After putting on a freshly pressed record from a live radio performance, Joseph Stalin slumped to the ground from cerebral hemorrhage as Mozart played. The guards dared not take a peek at Stalin’s office for fear of getting executed. The General Secretary is dead. Long live the General Secretary. But who will be Stalin’s successor?
And so began the farcical power struggle between members of the Soviet Presidium.
Written and directed by satirist Armando Iannucci, scored with Soviet-era style classical music, The Death of Stalin is a political comedy set in 1953’s Soviet Russia, where people lived under the fear of mass surveillance and frequent executions. Yes, it’s a comedy. Iannucci has completed the impossible task and deftly married one of the most terrible and brutal regimes in modern history to jokes and non-stop banters! The Death of Stalin is a laugh-out-loud funny black comedy that is as dark as a labor camp’s solitary cell.
Amidst the aftermath of Stalin’s departure, players in the game teamed up to form alliances and plotted against each other. Foul-mouthed (the movie’s vocabulary took full advantage of its R rating) ministers then accused each other of factionalism while doing the exact same thing they were accusing. Khrushchev (Steve Buscemi) got mad at Beria (Simon Russell Beale) at enacting policies he himself wanted to enact. Malenkov (Jeffrey Tambor) cried upon seeing Stalin lying on the floor but hesitated at calling a doctor to check up on the “irreplaceable leader” he loved so much. Hypocrisy is a major theme in their interactions. The talented cast that loosely resembled their real-life counterparts forgoed doing fake Russian accents altogether and delivered all of their energetic bickering in British or American accent, which was a breath of fresh air.
Do all the jokes and visual gags diminish the seriousness of the atrocities committed? Not at all. The most amazing thing The Death of Stalin has accomplished was that it walked the fine edge between absurdity and distastefulness, and never lost its balance once. It is a film that used a body careening down the stairs as part of the choreography of a walk-and-talk through NKVD’s interrogation rooms, and gunshots supplemented the sinister music. The Mozart record Stalin played at the start of the movie was, in fact, a rush job the radio staff cobbled together at the last minute, as they weren’t recording when Stalin phoned the staff and demanded a copy. The staff dragged in random people on the streets to replicate the acoustics of a full audience. The crowd complied with very little coaxing involved; they all knew what was at stake. The complete disregard of human lives had never stopped being disquieting. The horror was weaved into the comedy, and sometimes the situation was so morbid that one could only laugh.
Another part that The Death of Stalin hammered home was the facade of legitimacy. It was fun watching the highest ranking officials of the Soviet Union fumbling around their schemes, and they had distinct personalities that played well with one another. Beria was gleefully evil; Khrushchev was portrayed as a frustrated pragmatist that was always the target of a joke, and Malenkov was a coward and a master at dodging responsibilities. But they were politicians, they valued formalities, gestures, and veneer of the due process above actual actions. As Beria has pointed out in one scene to other members of the Presidium: none of their hands were clean.
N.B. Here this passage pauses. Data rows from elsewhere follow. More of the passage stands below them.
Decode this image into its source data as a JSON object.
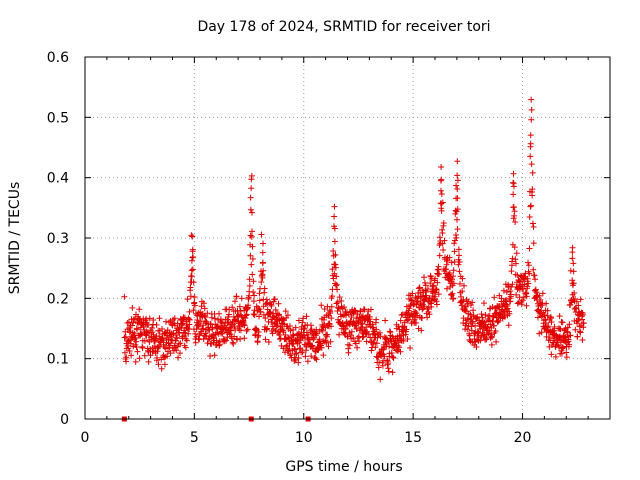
{
  "chart_data": {
    "type": "scatter",
    "title": "Day 178 of 2024, SRMTID for receiver tori",
    "xlabel": "GPS time / hours",
    "ylabel": "SRMTID / TECUs",
    "xlim": [
      0,
      24
    ],
    "ylim": [
      0,
      0.6
    ],
    "grid": true,
    "marker": "plus",
    "color": "#e00000",
    "x_ticks": [
      {
        "value": 0,
        "label": "0"
      },
      {
        "value": 5,
        "label": "5"
      },
      {
        "value": 10,
        "label": "10"
      },
      {
        "value": 15,
        "label": "15"
      },
      {
        "value": 20,
        "label": "20"
      }
    ],
    "y_ticks": [
      {
        "value": 0,
        "label": "0"
      },
      {
        "value": 0.1,
        "label": "0.1"
      },
      {
        "value": 0.2,
        "label": "0.2"
      },
      {
        "value": 0.3,
        "label": "0.3"
      },
      {
        "value": 0.4,
        "label": "0.4"
      },
      {
        "value": 0.5,
        "label": "0.5"
      },
      {
        "value": 0.6,
        "label": "0.6"
      }
    ],
    "zero_markers_x": [
      1.8,
      7.6,
      10.2
    ],
    "series": [
      {
        "name": "SRMTID",
        "x_range": [
          1.8,
          22.8
        ],
        "baseline_profile": [
          [
            1.8,
            0.13
          ],
          [
            2.5,
            0.15
          ],
          [
            3.0,
            0.13
          ],
          [
            3.5,
            0.12
          ],
          [
            4.0,
            0.13
          ],
          [
            4.5,
            0.15
          ],
          [
            5.0,
            0.15
          ],
          [
            5.5,
            0.16
          ],
          [
            6.0,
            0.14
          ],
          [
            6.5,
            0.15
          ],
          [
            7.0,
            0.17
          ],
          [
            7.5,
            0.17
          ],
          [
            8.0,
            0.15
          ],
          [
            8.5,
            0.17
          ],
          [
            9.0,
            0.15
          ],
          [
            9.5,
            0.12
          ],
          [
            10.0,
            0.14
          ],
          [
            10.5,
            0.12
          ],
          [
            11.0,
            0.15
          ],
          [
            11.5,
            0.18
          ],
          [
            12.0,
            0.15
          ],
          [
            12.5,
            0.16
          ],
          [
            13.0,
            0.15
          ],
          [
            13.5,
            0.11
          ],
          [
            14.0,
            0.11
          ],
          [
            14.5,
            0.15
          ],
          [
            15.0,
            0.18
          ],
          [
            15.5,
            0.2
          ],
          [
            16.0,
            0.21
          ],
          [
            16.5,
            0.25
          ],
          [
            17.0,
            0.22
          ],
          [
            17.5,
            0.16
          ],
          [
            18.0,
            0.15
          ],
          [
            18.5,
            0.16
          ],
          [
            19.0,
            0.18
          ],
          [
            19.5,
            0.2
          ],
          [
            20.0,
            0.22
          ],
          [
            20.5,
            0.22
          ],
          [
            21.0,
            0.16
          ],
          [
            21.5,
            0.13
          ],
          [
            22.0,
            0.14
          ],
          [
            22.5,
            0.16
          ],
          [
            22.8,
            0.16
          ]
        ],
        "peaks": [
          {
            "x": 4.9,
            "y": 0.31
          },
          {
            "x": 7.6,
            "y": 0.41
          },
          {
            "x": 8.1,
            "y": 0.3
          },
          {
            "x": 11.4,
            "y": 0.36
          },
          {
            "x": 16.3,
            "y": 0.42
          },
          {
            "x": 17.0,
            "y": 0.43
          },
          {
            "x": 19.6,
            "y": 0.4
          },
          {
            "x": 20.4,
            "y": 0.52
          },
          {
            "x": 22.3,
            "y": 0.29
          }
        ]
      }
    ]
  }
}
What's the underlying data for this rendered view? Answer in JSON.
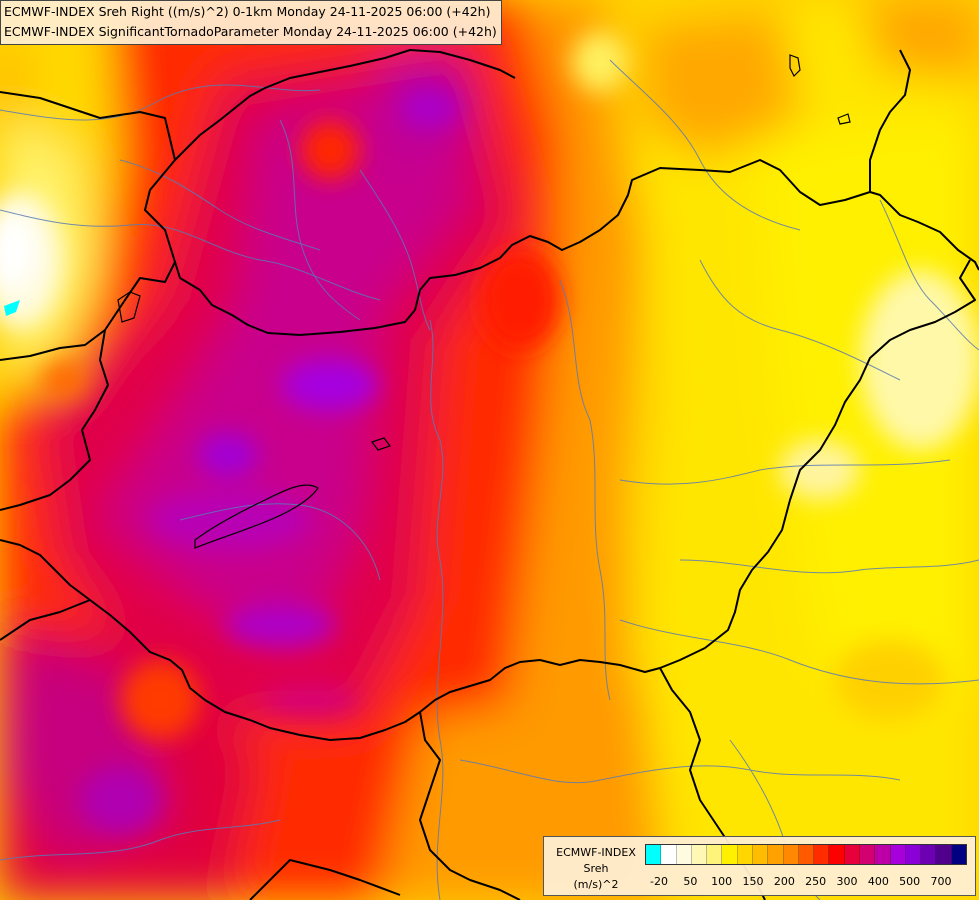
{
  "title": {
    "line1": "ECMWF-INDEX Sreh Right ((m/s)^2) 0-1km Monday 24-11-2025 06:00 (+42h)",
    "line2": "ECMWF-INDEX SignificantTornadoParameter Monday 24-11-2025 06:00 (+42h)"
  },
  "legend": {
    "model": "ECMWF-INDEX",
    "variable": "Sreh",
    "unit": "(m/s)^2",
    "colors": [
      "#00ffff",
      "#ffffff",
      "#fffbe0",
      "#fff8b4",
      "#fff47a",
      "#fff000",
      "#ffd600",
      "#ffbc00",
      "#ffa200",
      "#ff8800",
      "#ff5a00",
      "#ff2c00",
      "#ff0000",
      "#e8003a",
      "#d20070",
      "#bc00a6",
      "#a600dc",
      "#8c00d8",
      "#6e00b4",
      "#50008c",
      "#000080"
    ],
    "tick_labels": [
      "-20",
      "50",
      "100",
      "150",
      "200",
      "250",
      "300",
      "400",
      "500",
      "700"
    ]
  }
}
As likable some of the characters were, the height differences of relative moral high grounds were not significant. The focus on appearance and self-preservation maintained The Death of Stalin’s relevance to modern politics despite its time period (which was why this film was accused of “ideological warfare”, “extremism”, “causing rifts in society”, and then banned in Russia). The film was sharp and witty throughout, and a unique take on a bleak time. Although it has only been a quarter into 2018, the movie is certainly a frontrunner for one of the best films of the year.